According to the second approach, we should count organisms by appealing to evolution by natural selection. This approach says that an organism is something which has the capacity to respond to evolution by natural selection. Using the jargon, we might say that according to this approach, an organism is a unit of selection. The evolutionary approach says that many of our symbiotic bacteria do not count as parts of us. This is because my bacteria and I have different evolutionary fates. There is no guarantee that a human being will pass on their bacteria to their offspring, and my evolutionary lineage could entirely cease to exist whilst the lineage of the bacteria inside of me could continue to thrive inside another host. From an evolutionary perspective then, our bacteria may well be useful to us, but they are not parts of us. It’s not entirely clear what the evolutionary approach says about the mother-foetus relationship, but it may seem that a foetus and its mother are distinct evolutionary units. A foetus, for example, has its own mechanisms for participating in evolution by natural selection such as having its own sex organs and it is genetically distinct from its mother (by half).

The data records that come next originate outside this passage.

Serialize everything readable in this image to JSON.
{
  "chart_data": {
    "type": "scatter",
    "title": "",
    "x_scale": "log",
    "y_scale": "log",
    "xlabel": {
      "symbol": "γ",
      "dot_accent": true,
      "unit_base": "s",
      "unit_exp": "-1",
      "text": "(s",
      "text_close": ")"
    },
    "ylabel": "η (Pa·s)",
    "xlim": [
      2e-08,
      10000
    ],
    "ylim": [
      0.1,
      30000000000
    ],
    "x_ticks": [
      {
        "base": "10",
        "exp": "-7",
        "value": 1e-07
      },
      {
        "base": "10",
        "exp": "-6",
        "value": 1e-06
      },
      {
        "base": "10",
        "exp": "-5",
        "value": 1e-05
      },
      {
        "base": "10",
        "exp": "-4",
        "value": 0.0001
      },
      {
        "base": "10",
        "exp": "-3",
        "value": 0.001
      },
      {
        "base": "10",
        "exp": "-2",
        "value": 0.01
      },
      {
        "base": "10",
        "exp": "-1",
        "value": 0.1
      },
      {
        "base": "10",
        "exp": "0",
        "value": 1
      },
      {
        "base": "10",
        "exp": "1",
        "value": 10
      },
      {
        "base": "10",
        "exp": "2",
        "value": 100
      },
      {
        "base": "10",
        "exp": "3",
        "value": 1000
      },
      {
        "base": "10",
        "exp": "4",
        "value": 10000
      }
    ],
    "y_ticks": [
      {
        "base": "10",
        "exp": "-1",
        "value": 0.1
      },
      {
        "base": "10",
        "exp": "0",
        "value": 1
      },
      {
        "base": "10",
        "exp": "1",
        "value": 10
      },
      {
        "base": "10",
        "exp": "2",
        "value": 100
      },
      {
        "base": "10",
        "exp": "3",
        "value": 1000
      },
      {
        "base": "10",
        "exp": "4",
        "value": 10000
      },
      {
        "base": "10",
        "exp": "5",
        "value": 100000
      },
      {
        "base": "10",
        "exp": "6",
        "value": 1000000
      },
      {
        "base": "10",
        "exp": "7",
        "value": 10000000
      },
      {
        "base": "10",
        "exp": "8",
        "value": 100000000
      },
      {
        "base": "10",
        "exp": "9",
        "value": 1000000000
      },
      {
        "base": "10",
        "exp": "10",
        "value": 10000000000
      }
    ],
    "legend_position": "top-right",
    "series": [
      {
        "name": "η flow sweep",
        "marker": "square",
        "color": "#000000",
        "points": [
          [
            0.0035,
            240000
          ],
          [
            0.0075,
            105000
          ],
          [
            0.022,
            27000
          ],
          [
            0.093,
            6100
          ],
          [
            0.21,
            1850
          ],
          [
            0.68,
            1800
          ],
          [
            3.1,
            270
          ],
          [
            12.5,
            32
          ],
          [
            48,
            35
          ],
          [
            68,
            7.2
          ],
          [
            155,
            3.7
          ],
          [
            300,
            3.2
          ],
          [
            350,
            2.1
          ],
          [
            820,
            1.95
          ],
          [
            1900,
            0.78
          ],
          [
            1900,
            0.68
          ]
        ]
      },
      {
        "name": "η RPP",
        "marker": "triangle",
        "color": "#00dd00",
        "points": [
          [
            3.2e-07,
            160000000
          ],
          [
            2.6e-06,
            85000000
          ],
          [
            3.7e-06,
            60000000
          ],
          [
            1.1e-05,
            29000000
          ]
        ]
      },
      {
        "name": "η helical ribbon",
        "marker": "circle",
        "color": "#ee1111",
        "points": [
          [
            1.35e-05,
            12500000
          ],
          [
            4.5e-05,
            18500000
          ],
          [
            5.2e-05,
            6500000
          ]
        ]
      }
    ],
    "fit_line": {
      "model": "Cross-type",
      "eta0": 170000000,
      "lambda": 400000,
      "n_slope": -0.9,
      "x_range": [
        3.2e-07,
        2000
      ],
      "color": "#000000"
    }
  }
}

Which account should we adopt? The functional approach does a good job at capturing how we ordinarily think about organisms: as things whose parts work together to preserve life. I imagine, though, that many people would find it surprising to learn that they are partly made up of millions of bacteria, or that their baby is a part of them. The functional approach may also have some troubling consequences: what does it say about people with Severe Combined Immunodeficiency, who pretty much lack any sort of immune system? Despite looking like human beings, does the functional approach say that they don’t count as organisms? Surely we don’t want to say that! The evolutionary approach is appealing because evolution by natural selection provides the best scientific theory of how multicellular organisms came to exist. Again though, it has some worries. What, for example, does it say about sterile living things like mules, or even some human beings? Since they cannot reproduce, we might question whether they have the capacity to respond to evolution by natural selection. Do we really, though, want to say that they are not organisms?
The question of how to count organisms, therefore, is not just a question that should appear in toddler books. On the contrary, it is a question that has puzzled professional biologists and philosophers, and raises ethical and personal questions too.
* A lot of work on this question has been done by Elselijn Kingma, see for instance “Were You a Part of Your Mother?“, Mind, Vol. 128, Iss. 511, 2019, pp. 609–646.